Economy looms as China, US celebrate relations

01/06/2009
Emma Graham-Harrison, Forbes.com

BEIJING, Dec 31 (Reuters) - China and the United States should be kicking off 2009 with a celebration of three decades' hard work building one of the world's most crucial diplomatic relationships.

Instead the superpower and the rising power are fighting their way through an economic crisis that may be the biggest strain yet on the web of ties they have created.

Following a ground-breaking visit by former U.S. President Richard Nixon in 1972, the United States switched diplomatic recognition from democratic Taiwan to Communist China on Jan. 1, 1979, recognising "one China" and marking Beijing's emergence from diplomatic and economic isolation.

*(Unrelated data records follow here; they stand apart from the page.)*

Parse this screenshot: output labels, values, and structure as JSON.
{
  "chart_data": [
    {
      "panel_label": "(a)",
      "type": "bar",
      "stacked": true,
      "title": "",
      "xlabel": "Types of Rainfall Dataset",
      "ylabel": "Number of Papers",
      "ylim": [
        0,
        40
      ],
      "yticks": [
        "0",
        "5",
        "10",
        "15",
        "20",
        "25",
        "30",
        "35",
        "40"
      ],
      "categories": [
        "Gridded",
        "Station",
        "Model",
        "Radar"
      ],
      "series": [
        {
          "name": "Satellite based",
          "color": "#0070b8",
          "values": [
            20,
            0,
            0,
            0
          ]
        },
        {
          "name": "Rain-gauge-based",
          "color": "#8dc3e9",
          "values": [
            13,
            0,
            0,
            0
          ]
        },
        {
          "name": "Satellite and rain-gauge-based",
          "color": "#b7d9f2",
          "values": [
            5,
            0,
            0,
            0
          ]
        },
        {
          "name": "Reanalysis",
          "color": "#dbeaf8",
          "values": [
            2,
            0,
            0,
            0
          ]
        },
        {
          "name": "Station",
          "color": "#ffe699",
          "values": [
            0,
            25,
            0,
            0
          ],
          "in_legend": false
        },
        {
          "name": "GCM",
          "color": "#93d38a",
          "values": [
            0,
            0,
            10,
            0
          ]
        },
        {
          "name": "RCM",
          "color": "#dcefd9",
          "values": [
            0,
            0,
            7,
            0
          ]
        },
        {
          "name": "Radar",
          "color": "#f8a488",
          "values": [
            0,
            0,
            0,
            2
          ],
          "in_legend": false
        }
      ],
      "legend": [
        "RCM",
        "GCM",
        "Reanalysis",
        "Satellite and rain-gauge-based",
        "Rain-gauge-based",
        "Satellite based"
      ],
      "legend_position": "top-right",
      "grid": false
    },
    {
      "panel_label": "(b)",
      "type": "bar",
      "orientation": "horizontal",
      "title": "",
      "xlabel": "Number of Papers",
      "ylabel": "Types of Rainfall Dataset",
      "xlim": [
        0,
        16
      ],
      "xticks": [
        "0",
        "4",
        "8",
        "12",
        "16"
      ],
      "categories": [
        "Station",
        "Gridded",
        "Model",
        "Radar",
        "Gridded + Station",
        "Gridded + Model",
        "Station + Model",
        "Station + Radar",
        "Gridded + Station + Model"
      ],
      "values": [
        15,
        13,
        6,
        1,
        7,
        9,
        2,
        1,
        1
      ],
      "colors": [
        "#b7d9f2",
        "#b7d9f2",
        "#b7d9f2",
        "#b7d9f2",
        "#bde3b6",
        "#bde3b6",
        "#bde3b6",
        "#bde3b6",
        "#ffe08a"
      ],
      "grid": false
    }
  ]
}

It smoothed and accelerated reforms that would transform China from a Cold War backwater into the world's fourth-largest economy at astonishing speed.

"This is a very tough thing to manage because of historical precedents of rising powers and the reactions they provoke from other countries," said Susan Shirk, a professor at the University of California San Diego and former U.S. diplomat.

"Historically, rising powers almost always mean war."

In the search for a relationship that will be the cornerstone of peace, they have weathered an embassy bombing and a spy plane crash, a military crackdown on pro-democracy protests, and more recently, tensions over trade and the value of China's currency.